>>509264467
you keep oscillating between two contradictory claims.
>nothing matters objectively (pure nihilism)
>but we still subjectively prefer not to hit ourselves with hammers (pragmatic meaning-making)
you can't have it both ways.
if nothing matters, then pain doesn't either.
you say 'hitting yourself with a hammer hurts, so why do you do it?' but in a purely materialistic meaningless universe, pain is just nerve signals, there's no reason to avoid it, just biological programming. your preference against suffering is arbitrary. if elon prefers attention over hikes, that's equally valid. you can't call his life worse without borrowing a moral standard you deny exists.
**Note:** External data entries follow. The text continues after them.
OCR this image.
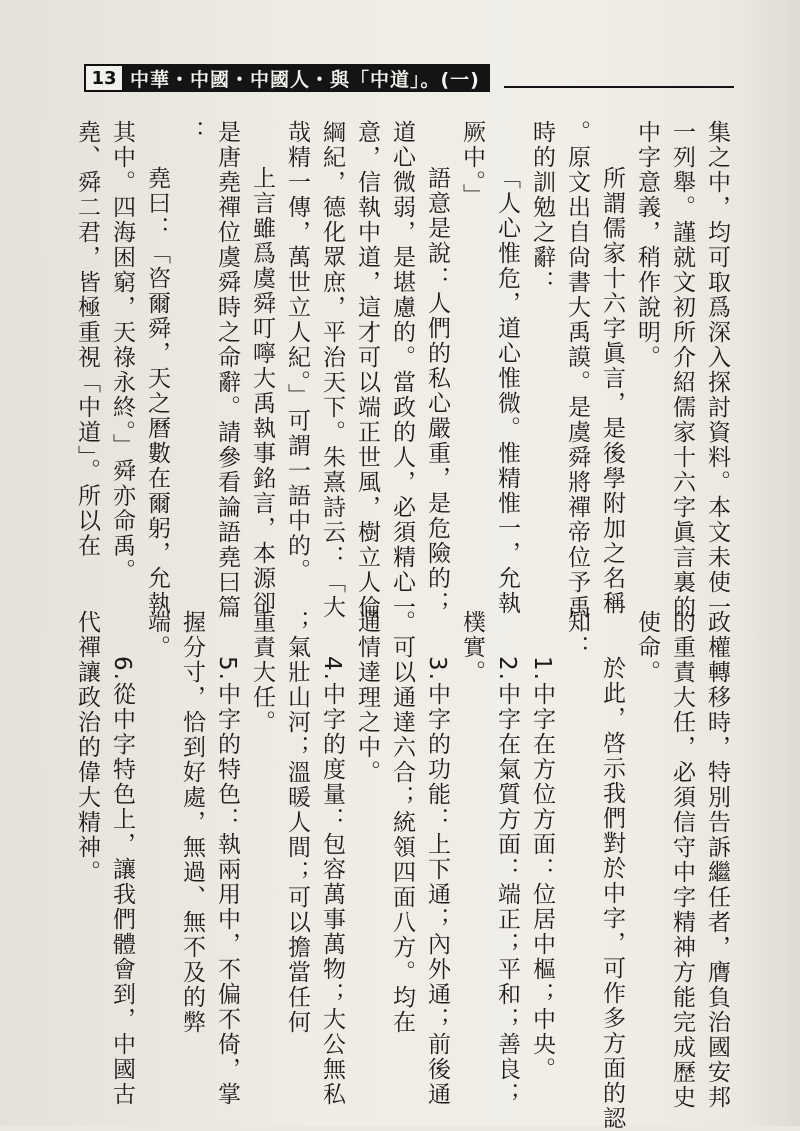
13 中華・中國・中國人・與「中道」。(一)
集之中，均可取爲深入探討資料。本文未使一
一列舉。謹就文初所介紹儒家十六字眞言裏的
中字意義，稍作說明。
所謂儒家十六字眞言，是後學附加之名稱
。原文出自尙書大禹謨。是虞舜將禪帝位予禹
時的訓勉之辭：
「人心惟危，道心惟微。惟精惟一，允執
厥中。」
語意是說：人們的私心嚴重，是危險的；
道心微弱，是堪慮的。當政的人，必須精心一
意，信執中道，這才可以端正世風，樹立人倫
綱紀，德化眾庶，平治天下。朱熹詩云：「大
哉精一傳，萬世立人紀。」可謂一語中的。
上言雖爲虞舜叮嚀大禹執事銘言，本源卻
是唐堯禪位虞舜時之命辭。請參看論語堯曰篇
：
堯曰：「咨爾舜，天之曆數在爾躬，允執
其中。四海困窮，天祿永終。」舜亦命禹。
堯、舜二君，皆極重視「中道」。所以在
政權轉移時，特別告訴繼任者，膺負治國安邦
的重責大任，必須信守中字精神方能完成歷史
使命。
於此，啓示我們對於中字，可作多方面的認
知：
1.中字在方位方面：位居中樞；中央。
2.中字在氣質方面：端正；平和；善良；
樸實。
3.中字的功能：上下通；內外通；前後通
。可以通達六合；統領四面八方。均在
通情達理之中。
4.中字的度量：包容萬事萬物；大公無私
；氣壯山河；溫暖人間；可以擔當任何
重責大任。
5.中字的特色：執兩用中，不偏不倚，掌
握分寸，恰到好處，無過、無不及的弊
端。
6.從中字特色上，讓我們體會到，中國古
代禪讓政治的偉大精神。
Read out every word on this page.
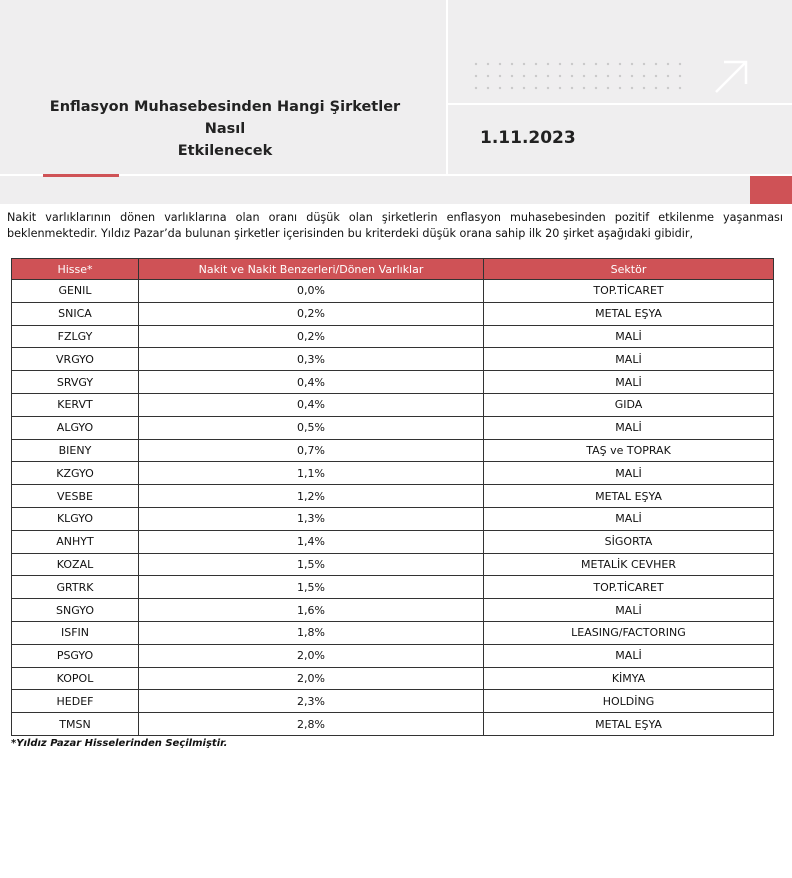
Enflasyon Muhasebesinden Hangi Şirketler Nasıl
Etkilenecek
1.11.2023
Nakit varlıklarının dönen varlıklarına olan oranı düşük olan şirketlerin enflasyon muhasebesinden pozitif etkilenme yaşanması beklenmektedir. Yıldız Pazar’da bulunan şirketler içerisinden bu kriterdeki düşük orana sahip ilk 20 şirket aşağıdaki gibidir,
Hisse*	Nakit ve Nakit Benzerleri/Dönen Varlıklar	Sektör
GENIL	0,0%	TOP.TİCARET
SNICA	0,2%	METAL EŞYA
FZLGY	0,2%	MALİ
VRGYO	0,3%	MALİ
SRVGY	0,4%	MALİ
KERVT	0,4%	GIDA
ALGYO	0,5%	MALİ
BIENY	0,7%	TAŞ ve TOPRAK
KZGYO	1,1%	MALİ
VESBE	1,2%	METAL EŞYA
KLGYO	1,3%	MALİ
ANHYT	1,4%	SİGORTA
KOZAL	1,5%	METALİK CEVHER
GRTRK	1,5%	TOP.TİCARET
SNGYO	1,6%	MALİ
ISFIN	1,8%	LEASING/FACTORING
PSGYO	2,0%	MALİ
KOPOL	2,0%	KİMYA
HEDEF	2,3%	HOLDİNG
TMSN	2,8%	METAL EŞYA
*Yıldız Pazar Hisselerinden Seçilmiştir.
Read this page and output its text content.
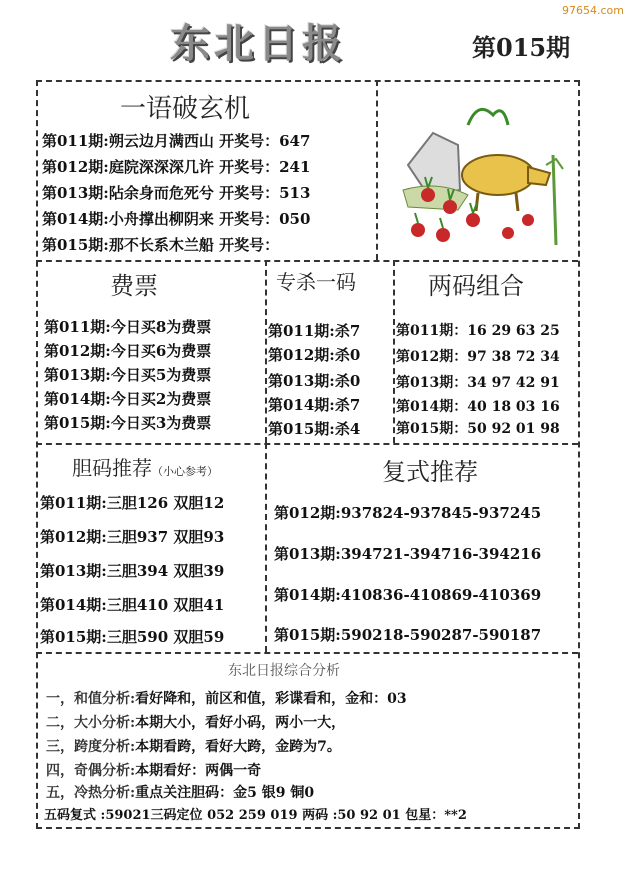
97654.com
东北日报	第015期
一语破玄机
第011期:朔云边月满西山 开奖号：647
第012期:庭院深深深几许 开奖号：241
第013期:阽余身而危死兮 开奖号：513
第014期:小舟撑出柳阴来 开奖号：050
第015期:那不长系木兰船 开奖号：
费票
第011期:今日买8为费票
第012期:今日买6为费票
第013期:今日买5为费票
第014期:今日买2为费票
第015期:今日买3为费票
专杀一码
第011期:杀7
第012期:杀0
第013期:杀0
第014期:杀7
第015期:杀4
两码组合
第011期：16 29 63 25
第012期：97 38 72 34
第013期：34 97 42 91
第014期：40 18 03 16
第015期：50 92 01 98
胆码推荐（小心参考）
第011期:三胆126 双胆12
第012期:三胆937 双胆93
第013期:三胆394 双胆39
第014期:三胆410 双胆41
第015期:三胆590 双胆59
复式推荐
第012期:937824-937845-937245
第013期:394721-394716-394216
第014期:410836-410869-410369
第015期:590218-590287-590187
东北日报综合分析
一，和值分析:看好降和，前区和值，彩谍看和，金和：03
二，大小分析:本期大小，看好小码，两小一大，
三，跨度分析:本期看跨，看好大跨，金跨为7。
四，奇偶分析:本期看好：两偶一奇
五，冷热分析:重点关注胆码：金5 银9 铜0
五码复式 :59021三码定位 052 259 019 两码 :50 92 01 包星：**2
you're smuggling in value judgments (enjoying life is better than begging for attention) while claiming value is imaginary.
you say 'we attribute meaning subjectively,' but where does that impulse even come from?
if we're just matter in motion, why do humans universally seek meaning, justice, and purpose?
why does 'happiness feels better than pain' carry any persuasive weight? (a rock doesn't care)
Christianity explains this, we seek meaning because we're made in God's image (Ecclesiastes 3:11). your own argument depends on borrowed capital from a worldview you reject.
if hard determinism is true, your choices are illusions, you don't 'decide' to avoid pain, you're a biochemical puppet.
debating morality would be pointless under hard determinism, you're just reciting preprogrammed reactions.
yet here you are, arguing as if your preferences should matter to me. why?
you admit Christianity is at least a live option (since you're engaging with it) so let me ask:
if Christianity were true, would you want it to be?
if not, is your rejection emotional or logical?
right now, your worldview can't even justify why we're having this conversation, yet mine can.